Capítulo 66: Que Coincidência Incrível

Quando as fantasias da juventude se tornam realidade Beijo na Esquina 3225 palavras 2026-01-29 16:35:35

— O que vai preparar de café da manhã para mim amanhã? — perguntou o Peixe Que Não É Peixe.

— Não é como se fosse feito especialmente para você — respondeu Lua.

— Vou preparar macarrão com óleo de cebolinha.

— Quero comer bastante.

— Tá bom.

— Não esqueça de levar meu guarda-chuva, se chover não consigo sair de casa.

— Posso ir te buscar na sua casa então.

— De jeito nenhum.

— Está na hora de dormir.

— Então...

— Boa noite~.

— Boa noite.

Trocar mensagens com a pessoa amada antes de dormir, imaginando seu rosto naquele instante, sua postura na cama, sem mencionar os sentimentos que se escondem por trás, é uma felicidade indescritível.

Ao acordar, já era dia. Yu Zhile levantou-se, abriu as cortinas e viu que não estava chovendo; parecia ser um dia bonito.

Ela ficou alguns minutos olhando para o bairro antigo onde morava, à distância, mas logo apressou-se a lavar o rosto, trocar de roupa e sair.

Hoje, trouxe para ela um iogurte.

Ouviu dizer que existe uma estratégia infalível para conquistar uma garota: se você tem certeza de que ela gosta de você, pode lhe dar um café à noite, assim ela não conseguirá dormir, passando a noite inteira pensando.

Ao chegar no cruzamento onde se encontravam, era por volta de seis e meia da manhã, já avistava, de longe, a menina esperando por ele ao lado do poste do sinal, com sua bolsa de tecido pendurada.

Yu Zhile já havia tentado chegar mais cedo, numa dessas vezes, ele esperou por ela, mas Xia Zhanyue percebeu que ele chegou antes e ficou achando que estava atrasada; no dia seguinte, veio ainda mais cedo.

Ela parecia apreciar o processo de espera, então Yu Zhile decidiu não disputar com ela.

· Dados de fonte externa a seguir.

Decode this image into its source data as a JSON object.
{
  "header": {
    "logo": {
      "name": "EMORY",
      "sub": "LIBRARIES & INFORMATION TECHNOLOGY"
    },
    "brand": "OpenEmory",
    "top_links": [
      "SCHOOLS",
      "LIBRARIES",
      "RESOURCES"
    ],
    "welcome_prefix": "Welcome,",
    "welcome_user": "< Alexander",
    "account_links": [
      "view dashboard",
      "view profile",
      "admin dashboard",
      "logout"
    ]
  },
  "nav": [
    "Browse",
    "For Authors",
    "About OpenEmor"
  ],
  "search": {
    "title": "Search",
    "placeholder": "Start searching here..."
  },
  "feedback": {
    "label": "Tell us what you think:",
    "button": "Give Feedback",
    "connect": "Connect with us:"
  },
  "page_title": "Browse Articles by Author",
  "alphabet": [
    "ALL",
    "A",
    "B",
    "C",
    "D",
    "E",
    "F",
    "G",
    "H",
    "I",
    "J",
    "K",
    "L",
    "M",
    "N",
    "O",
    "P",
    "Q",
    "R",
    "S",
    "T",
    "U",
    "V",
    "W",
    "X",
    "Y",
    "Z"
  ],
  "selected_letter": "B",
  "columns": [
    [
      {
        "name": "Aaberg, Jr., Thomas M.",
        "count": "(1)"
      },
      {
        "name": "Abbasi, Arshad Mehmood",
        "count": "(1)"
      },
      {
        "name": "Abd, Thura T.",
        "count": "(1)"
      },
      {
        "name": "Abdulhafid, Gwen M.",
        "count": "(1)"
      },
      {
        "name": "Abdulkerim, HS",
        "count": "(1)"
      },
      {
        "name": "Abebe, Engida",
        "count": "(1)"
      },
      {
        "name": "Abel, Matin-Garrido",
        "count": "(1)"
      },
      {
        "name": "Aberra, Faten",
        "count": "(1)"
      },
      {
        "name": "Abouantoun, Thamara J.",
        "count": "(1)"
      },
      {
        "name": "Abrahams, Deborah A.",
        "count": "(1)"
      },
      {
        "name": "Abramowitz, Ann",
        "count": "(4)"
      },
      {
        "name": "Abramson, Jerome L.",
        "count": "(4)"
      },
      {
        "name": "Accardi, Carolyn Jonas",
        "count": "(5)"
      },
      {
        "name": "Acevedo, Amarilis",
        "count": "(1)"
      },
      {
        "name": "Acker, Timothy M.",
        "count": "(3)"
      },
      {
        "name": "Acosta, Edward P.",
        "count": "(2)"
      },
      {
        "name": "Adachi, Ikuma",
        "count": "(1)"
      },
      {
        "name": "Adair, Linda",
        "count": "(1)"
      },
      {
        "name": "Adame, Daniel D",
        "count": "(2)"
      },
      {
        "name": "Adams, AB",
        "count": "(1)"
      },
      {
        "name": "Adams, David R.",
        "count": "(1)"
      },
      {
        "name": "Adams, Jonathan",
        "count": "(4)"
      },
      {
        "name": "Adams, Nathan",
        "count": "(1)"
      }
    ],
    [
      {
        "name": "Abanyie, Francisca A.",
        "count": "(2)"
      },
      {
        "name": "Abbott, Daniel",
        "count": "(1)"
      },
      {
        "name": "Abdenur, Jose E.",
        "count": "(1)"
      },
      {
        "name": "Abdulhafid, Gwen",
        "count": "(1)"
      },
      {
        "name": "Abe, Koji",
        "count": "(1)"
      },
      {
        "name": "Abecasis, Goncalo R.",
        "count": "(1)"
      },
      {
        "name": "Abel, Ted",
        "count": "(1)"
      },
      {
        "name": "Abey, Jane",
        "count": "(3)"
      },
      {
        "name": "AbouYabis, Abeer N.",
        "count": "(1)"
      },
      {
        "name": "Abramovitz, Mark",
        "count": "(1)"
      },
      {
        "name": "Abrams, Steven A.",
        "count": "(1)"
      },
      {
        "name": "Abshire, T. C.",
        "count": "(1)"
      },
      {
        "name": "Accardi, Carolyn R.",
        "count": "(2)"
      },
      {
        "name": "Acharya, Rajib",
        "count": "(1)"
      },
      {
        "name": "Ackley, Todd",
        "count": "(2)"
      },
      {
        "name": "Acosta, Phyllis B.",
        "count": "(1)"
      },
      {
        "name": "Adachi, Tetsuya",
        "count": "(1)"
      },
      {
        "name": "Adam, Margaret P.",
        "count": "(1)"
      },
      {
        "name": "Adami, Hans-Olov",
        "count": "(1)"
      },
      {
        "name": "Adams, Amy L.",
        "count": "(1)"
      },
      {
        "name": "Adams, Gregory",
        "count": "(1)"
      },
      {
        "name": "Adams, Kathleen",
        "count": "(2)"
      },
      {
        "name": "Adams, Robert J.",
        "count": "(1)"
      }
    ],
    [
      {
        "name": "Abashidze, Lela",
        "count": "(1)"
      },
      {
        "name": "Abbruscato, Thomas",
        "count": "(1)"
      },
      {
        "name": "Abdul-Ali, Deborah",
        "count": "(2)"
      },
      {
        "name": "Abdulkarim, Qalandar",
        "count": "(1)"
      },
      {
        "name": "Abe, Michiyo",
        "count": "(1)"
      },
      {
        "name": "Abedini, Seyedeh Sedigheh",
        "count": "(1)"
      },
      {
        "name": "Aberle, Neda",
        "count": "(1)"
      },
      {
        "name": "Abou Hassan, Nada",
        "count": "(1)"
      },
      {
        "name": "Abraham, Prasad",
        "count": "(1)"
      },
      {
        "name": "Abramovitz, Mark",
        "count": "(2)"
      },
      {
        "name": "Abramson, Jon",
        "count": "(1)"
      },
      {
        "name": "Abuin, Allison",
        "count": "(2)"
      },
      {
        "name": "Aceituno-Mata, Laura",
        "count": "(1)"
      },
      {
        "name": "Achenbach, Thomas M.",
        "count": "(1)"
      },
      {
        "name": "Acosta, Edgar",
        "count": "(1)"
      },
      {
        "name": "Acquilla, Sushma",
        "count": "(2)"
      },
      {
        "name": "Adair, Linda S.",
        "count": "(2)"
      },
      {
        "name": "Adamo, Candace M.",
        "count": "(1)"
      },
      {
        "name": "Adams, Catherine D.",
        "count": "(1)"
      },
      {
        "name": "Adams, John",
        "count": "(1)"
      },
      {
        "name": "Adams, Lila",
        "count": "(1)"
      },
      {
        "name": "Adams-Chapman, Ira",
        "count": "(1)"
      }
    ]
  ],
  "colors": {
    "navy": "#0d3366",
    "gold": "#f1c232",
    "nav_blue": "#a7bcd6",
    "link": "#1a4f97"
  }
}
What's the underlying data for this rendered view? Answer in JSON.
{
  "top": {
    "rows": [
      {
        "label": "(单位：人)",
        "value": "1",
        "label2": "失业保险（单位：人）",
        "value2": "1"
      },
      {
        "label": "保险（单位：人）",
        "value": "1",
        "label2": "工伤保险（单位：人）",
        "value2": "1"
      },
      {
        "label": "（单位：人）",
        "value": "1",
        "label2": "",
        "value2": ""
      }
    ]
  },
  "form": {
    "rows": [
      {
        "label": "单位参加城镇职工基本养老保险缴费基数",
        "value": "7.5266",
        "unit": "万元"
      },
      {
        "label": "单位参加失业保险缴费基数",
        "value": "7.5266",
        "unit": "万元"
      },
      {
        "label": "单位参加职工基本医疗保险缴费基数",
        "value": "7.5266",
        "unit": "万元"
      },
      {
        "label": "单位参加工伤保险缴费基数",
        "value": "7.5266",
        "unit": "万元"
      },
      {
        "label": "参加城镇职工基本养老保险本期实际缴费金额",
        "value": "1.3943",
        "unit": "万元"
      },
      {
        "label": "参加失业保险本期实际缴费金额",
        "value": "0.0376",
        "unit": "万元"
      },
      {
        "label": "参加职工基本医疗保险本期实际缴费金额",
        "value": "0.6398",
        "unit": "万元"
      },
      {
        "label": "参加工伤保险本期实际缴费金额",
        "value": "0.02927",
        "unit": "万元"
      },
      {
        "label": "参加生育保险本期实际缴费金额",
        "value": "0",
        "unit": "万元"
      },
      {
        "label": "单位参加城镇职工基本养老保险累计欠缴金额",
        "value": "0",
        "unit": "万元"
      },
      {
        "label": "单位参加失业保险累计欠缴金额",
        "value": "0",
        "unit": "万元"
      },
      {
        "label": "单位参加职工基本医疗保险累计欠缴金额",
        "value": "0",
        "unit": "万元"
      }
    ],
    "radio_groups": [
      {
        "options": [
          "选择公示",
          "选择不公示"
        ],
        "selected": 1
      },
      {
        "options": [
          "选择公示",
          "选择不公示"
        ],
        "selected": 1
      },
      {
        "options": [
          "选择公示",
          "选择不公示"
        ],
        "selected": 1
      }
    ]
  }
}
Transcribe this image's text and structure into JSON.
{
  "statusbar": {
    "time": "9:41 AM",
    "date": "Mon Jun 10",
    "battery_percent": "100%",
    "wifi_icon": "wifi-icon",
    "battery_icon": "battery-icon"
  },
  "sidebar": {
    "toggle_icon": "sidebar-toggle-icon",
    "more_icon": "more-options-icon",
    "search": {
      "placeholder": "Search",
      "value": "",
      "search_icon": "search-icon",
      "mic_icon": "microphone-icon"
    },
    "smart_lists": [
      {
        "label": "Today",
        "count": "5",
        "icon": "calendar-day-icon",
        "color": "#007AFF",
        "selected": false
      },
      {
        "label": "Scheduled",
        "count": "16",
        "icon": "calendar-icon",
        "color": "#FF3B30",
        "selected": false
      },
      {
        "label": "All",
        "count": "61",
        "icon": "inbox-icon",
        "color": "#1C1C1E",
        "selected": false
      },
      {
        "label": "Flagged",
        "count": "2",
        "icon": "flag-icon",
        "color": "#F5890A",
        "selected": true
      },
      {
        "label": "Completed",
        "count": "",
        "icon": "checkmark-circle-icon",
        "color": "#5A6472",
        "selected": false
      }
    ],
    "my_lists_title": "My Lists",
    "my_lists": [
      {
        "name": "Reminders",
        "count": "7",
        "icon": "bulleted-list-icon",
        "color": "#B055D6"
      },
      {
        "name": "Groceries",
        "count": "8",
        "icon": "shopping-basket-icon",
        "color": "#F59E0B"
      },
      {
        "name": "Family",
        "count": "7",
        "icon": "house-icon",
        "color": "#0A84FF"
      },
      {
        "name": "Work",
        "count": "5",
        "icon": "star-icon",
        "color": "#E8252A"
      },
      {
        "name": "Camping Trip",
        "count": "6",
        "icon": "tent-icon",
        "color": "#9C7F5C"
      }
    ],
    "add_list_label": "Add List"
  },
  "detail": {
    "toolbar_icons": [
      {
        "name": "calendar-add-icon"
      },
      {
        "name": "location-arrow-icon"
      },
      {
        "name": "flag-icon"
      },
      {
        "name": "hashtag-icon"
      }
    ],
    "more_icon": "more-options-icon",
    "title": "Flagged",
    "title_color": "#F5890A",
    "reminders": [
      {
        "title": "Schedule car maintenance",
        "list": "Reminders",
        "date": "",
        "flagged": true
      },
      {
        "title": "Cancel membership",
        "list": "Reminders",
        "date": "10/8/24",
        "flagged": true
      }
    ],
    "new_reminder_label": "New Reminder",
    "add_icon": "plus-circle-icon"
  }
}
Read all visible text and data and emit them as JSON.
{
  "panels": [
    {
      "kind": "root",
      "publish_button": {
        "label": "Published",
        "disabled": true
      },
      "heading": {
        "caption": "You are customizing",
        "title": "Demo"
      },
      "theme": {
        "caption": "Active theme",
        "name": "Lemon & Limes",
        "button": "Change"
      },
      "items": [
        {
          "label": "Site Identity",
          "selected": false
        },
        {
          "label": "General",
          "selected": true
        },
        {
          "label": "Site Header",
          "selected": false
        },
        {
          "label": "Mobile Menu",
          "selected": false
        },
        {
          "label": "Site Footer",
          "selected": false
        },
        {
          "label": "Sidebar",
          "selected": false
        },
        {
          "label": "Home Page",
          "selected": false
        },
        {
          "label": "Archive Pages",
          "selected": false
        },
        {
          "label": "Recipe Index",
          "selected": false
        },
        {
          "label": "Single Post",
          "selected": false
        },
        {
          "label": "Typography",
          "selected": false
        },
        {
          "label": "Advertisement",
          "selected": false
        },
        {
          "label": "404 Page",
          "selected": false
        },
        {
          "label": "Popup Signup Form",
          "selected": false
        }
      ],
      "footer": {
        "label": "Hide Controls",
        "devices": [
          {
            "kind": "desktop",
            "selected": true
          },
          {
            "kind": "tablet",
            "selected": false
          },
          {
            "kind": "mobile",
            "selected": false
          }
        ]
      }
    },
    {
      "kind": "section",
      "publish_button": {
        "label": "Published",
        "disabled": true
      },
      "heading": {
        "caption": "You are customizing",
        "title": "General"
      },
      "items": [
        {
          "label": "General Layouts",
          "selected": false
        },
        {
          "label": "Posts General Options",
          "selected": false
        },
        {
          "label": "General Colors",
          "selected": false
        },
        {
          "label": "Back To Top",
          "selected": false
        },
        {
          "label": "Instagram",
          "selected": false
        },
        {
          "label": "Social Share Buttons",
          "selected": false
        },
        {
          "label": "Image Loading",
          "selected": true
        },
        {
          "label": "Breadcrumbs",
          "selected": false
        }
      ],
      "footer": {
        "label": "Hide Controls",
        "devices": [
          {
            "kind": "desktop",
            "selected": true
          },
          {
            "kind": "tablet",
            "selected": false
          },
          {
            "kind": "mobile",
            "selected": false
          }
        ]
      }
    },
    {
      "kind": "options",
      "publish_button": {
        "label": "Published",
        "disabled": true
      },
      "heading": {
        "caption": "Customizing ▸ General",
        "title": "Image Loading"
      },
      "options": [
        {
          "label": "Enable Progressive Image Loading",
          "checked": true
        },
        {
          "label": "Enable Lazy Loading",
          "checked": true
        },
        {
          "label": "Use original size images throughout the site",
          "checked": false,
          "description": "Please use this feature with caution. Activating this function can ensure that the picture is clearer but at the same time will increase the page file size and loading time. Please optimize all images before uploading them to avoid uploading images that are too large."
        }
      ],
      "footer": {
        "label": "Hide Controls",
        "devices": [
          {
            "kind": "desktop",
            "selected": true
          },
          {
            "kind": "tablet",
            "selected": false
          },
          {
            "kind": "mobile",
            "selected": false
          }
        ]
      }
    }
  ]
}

Sempre, ela olhava primeiro na direção de onde ele vinha, e ao avistá-lo, virava-se de costas, ouvindo com atenção os passos apressados dele se aproximando, esperando pelo toque suave em seu ombro. Então, sentia-se como se estivesse escondida num canto e, de repente, fosse descoberta por ele, uma excitação inexplicável tomava conta de sua alma.

— Bom dia — disse Yu Zhile, tocando levemente o ombro dela, e seu rosto se tingiu de um rubor tímido, radiante, girando rapidamente para encará-lo.

— Bom dia.

— Esperou muito?

— Não, acabei de chegar...

— Seu guarda-chuva.

Yu Zhile tirou o guarda-chuva da mochila e entregou a ela.

Era um guarda-chuva dobrável azul, comum. Se fosse o dele, após usar, enrolaria de qualquer jeito com o cordão, mas este era diferente. Na noite anterior, ele gastou um bom tempo alisando cuidadosamente as dobras, arrumando com o cordão, deixando cada folha do guarda-chuva alinhada e bonita.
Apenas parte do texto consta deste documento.